I mean, any 3 points can be built into a barycentric coordinate system, so there’s no need to explicitly define some intrinsic.
And I’m 100% sure that any mesh connection just processes input coordinates into barycentrics, then just weights between the 3 points of whatever triangle you’re binding to. Luckily (unless you’re moving your bind point around) this only has to be done once, and the cached values can be reused.
Controlling a connection directly via barycentric coordinates could be useful sometimes, but the manual process of inputting them would be incredibly annoying.
Generally, uv coordinates won’t change their “meaning” as easily, or as often as verts, faces, or edges. This is because it would be a real pain to have to repaint a texture every time the mesh changed. So once a map has been painted, we generally match our uv coordinates to the map instead of the other way around. This means that our coordinate that sits at the tip of the nose will stay at the tip of the nose so long as we’re using the same map. Then under the hood, it probably finds the uv triangle containing your sample point, figures out the corresponding mesh triangle (and caches that data), and uses barycentrics to apply new motion.

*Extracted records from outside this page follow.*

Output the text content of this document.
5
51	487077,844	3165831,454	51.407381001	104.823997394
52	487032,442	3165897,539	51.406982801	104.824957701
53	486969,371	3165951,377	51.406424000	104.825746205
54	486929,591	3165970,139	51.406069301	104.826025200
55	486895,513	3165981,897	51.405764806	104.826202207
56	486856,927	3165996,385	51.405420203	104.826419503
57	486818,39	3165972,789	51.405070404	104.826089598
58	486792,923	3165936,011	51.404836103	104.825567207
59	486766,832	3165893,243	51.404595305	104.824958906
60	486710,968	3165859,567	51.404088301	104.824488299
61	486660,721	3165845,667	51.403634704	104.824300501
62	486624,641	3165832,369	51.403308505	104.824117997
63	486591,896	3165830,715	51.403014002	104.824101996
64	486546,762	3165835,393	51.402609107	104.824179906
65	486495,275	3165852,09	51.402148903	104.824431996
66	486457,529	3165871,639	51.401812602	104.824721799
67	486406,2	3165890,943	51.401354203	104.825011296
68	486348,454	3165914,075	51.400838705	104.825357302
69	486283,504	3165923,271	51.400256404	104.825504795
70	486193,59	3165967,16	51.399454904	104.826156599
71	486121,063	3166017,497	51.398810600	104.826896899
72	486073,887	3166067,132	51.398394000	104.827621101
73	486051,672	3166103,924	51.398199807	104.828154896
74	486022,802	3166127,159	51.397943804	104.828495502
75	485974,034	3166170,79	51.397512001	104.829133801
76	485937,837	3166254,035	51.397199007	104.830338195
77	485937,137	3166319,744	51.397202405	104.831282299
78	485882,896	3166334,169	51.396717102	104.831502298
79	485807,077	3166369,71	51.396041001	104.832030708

But the best way IMO is the ProximityPin because instead of sampling a uv point from a uv layout, it samples a 3d point against an orig mesh. And the overall pose of a mesh (especially once it’s made it into rigging) should be static. But if it’s not, then some easy constraints to guide joints turn it into a fully procedural setup that will require no numerical tweaking, or custom UV sets. You can sort of do this already by getting the uv coord from closestPointOnMesh node, then connecting that to a UV based constraint. But using the ProximityPin is easier and way more efficient when you’re doing multiple connections.
Also, I’m totally glossing over the crazy algorithms you have to use to find a containing triangle in UV space, or a closest point in 3d space in a reasonable amount of time.
In other words: Unless you’re doing something very specific (or just trying to learn!) then we have some great tools already that you should probably try to use before rolling your own solution.